I will give that a go but I believe it's a rotation issue client side that's causing it.  I had another scripter friend take a look and he came to the same conclusion, something with the rotation is causing it to have issues natively and not through code.  Like it's not recognizing my click based not on LSL but the object itself not even thinking I am clicking it, even when I remove the if/then and just have it be general with how it responds on touch.  So I'm just trying it with a mesh that has hidden and visible parts.

It is close to that, but the version I had before I reworked it to just do transparency swapping I also tried a secondary controller in the pads that handled the touch_start.  Tried a few things too, like detecting it was activated based on the color of the face, based on an activation command, etc.  Something within SL just does not like sudden click on a rotated mesh, unless it's at a place where the object isn't moving, so it's likely some client side issue.  If you'd like, you're welcome to hit me up in world and I'll send you what I've got and you can poke it, if the mystery intrigues you.

Posted (edited)

I've had some really bizzaro behavior on some self-modifying objects related to touch_start. In those rare instances, switching to using the touch_end event resolved it. Worth a shot.

Edited by Phate Shepherd
Posted
52 minutes ago, Phate Shepherd said:

I've had some really bizzaro behavior on some self-modifying objects related to touch_start. In those rare instances, switching to using the touch_end event resolved it. Worth a shot.

There's a very long history of state related bugs with touch_start. You may have encountered something else, but the one I was thinking of has carried down to this form in the jira archive.

I took a look at @Eric Stuart's specific situation and it appears that this affects exclusively the extreme "tip" of the rotating mesh: the visual representation got there before there was "stuff" to register the touch.
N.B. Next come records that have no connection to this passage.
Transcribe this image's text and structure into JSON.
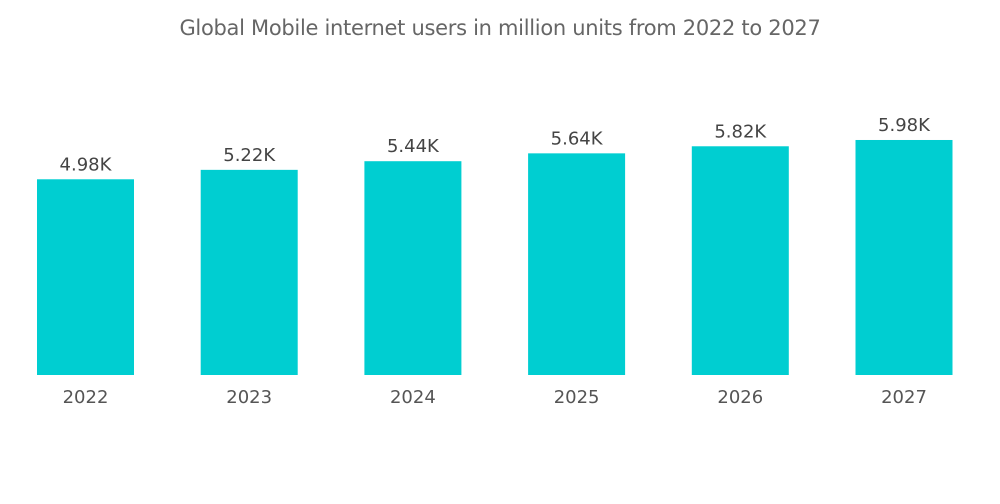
{
  "chart_data": {
    "type": "bar",
    "title": "Global Mobile internet users in million units from 2022 to 2027",
    "categories": [
      "2022",
      "2023",
      "2024",
      "2025",
      "2026",
      "2027"
    ],
    "values": [
      4.98,
      5.22,
      5.44,
      5.64,
      5.82,
      5.98
    ],
    "data_labels": [
      "4.98K",
      "5.22K",
      "5.44K",
      "5.64K",
      "5.82K",
      "5.98K"
    ],
    "xlabel": "",
    "ylabel": "",
    "ylim": [
      0,
      6.5
    ],
    "grid": false,
    "legend": "none",
    "bar_color": "#00CED1"
  }
}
Waiting a tiny fraction of a second after the rotation appeared complete and touch_start worked as expected.

(I wasn't able to replicate this problem with my hokey prim build.)

  • Like 1
Posted

Prim build works fine.  The mesh on the rotation causes all sorts of weirdness that we couldn't pinpoint.  With it being a game that required fast reactions, the faster you get, the higher the chance that a click didn't register and my god does that affect gameplay in the biggest way.

I've got it now set to do an alpha swap between two objects.  It's not what I wanted but it's precise and no issues.  Nature of the beast that is SL.